You may have heard of defendant Kevin Fisher in Kansas City who is charged with felony-murder because he was in an auto accident and his passenger was killed. No Drugs or alcohol were involved. The reason he is charged with murder is that he was driving on a suspended license, normally a misdemeanor–but in his case, a felony because of his prior criminal record…
Apparently in Missouri, DWLS can be elevated to a felony based on a defendant’s prior history. (In Texas, it ‘maxes out’ at a Class A misdemeanor – that is, ‘only’ a 1 year in jail maximum sentence.)
But as Randy points out, the law requires a causal connection between the ‘felony’ (or Driving While License Suspended, in this case) and the death. But the State has been known to stretch that pretty far sometimes:
If I rob a bank with a toy gun and the guard accidently shoots and kills a bystander while trying to stop me, I get charged with felony murder because someone was killed as a result of my felony.
But should the same apply if I try to forge a check at Breaktime and the clerk gets suspicious and calls the manager from the back room. On the way out the manager slips, breaks her neck and dies. All because of my forgery. Am I now to be tried a murderer?
What if they called the police and the officer runs over a baby on the way to investigate?
Worse still, many folks don’t know that their licenses are suspended in the first place. Couldn’t the state then proceed with murder charges, when the underlying misdemeanor itself is very questionable? Randy asks the same thing:
Some may argue that [the defendant] was a bad driver, so that puts him on a par with a drunk driver. But that is not necessarily so. One can be suspended for many reasons which have nothing to do with dangerous driving (e.g. failure to show proof of insurance or getting behind on child support).

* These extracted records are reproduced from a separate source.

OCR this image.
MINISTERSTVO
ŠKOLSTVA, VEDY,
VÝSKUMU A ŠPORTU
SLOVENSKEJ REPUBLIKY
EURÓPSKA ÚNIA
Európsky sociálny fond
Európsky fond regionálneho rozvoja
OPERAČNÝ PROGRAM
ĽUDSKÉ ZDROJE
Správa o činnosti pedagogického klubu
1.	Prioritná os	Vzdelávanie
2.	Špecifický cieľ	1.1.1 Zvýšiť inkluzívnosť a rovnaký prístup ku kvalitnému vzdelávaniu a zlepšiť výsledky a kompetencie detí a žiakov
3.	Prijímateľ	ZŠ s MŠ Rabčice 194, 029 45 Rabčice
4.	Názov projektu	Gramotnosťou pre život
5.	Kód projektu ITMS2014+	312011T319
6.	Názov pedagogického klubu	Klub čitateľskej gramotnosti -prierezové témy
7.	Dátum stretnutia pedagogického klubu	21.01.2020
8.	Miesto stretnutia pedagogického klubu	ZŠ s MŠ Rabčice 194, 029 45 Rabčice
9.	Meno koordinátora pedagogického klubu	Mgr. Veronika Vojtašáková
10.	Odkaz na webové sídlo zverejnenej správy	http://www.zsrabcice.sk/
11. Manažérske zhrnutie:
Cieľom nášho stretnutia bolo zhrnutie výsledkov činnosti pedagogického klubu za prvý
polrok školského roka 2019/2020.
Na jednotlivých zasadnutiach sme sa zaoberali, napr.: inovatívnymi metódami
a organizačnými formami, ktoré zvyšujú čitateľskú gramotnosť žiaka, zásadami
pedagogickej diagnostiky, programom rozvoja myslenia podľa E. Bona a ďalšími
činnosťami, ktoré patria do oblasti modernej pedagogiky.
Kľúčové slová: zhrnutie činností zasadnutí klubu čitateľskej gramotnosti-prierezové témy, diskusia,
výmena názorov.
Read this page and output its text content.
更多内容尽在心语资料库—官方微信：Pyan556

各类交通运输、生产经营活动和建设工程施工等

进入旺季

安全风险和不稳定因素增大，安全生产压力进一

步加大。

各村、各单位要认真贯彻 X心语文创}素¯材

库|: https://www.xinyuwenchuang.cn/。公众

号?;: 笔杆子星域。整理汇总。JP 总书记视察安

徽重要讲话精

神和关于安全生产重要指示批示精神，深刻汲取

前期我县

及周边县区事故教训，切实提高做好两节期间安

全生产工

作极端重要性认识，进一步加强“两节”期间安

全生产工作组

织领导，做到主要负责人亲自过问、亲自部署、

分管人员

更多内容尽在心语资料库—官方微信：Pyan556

Not only that, a person can drive while suspended without actually knowing that he is suspended. It is considered sufficient that you should have known you were suspended. That means [the defendant] can be guilty of murder on a standard of recklessness. Normally, a reckless killing would not be murder, but manslaughter.
I repeat: it is [illogical, unfair, senseless… you pick] to apply “worst case scenario” thinking to all defendants.
Because, when you do, you get a glorified traffic ticket, like DWLS, prosecuted as a Murder. And on its face, that has to be the wrong result.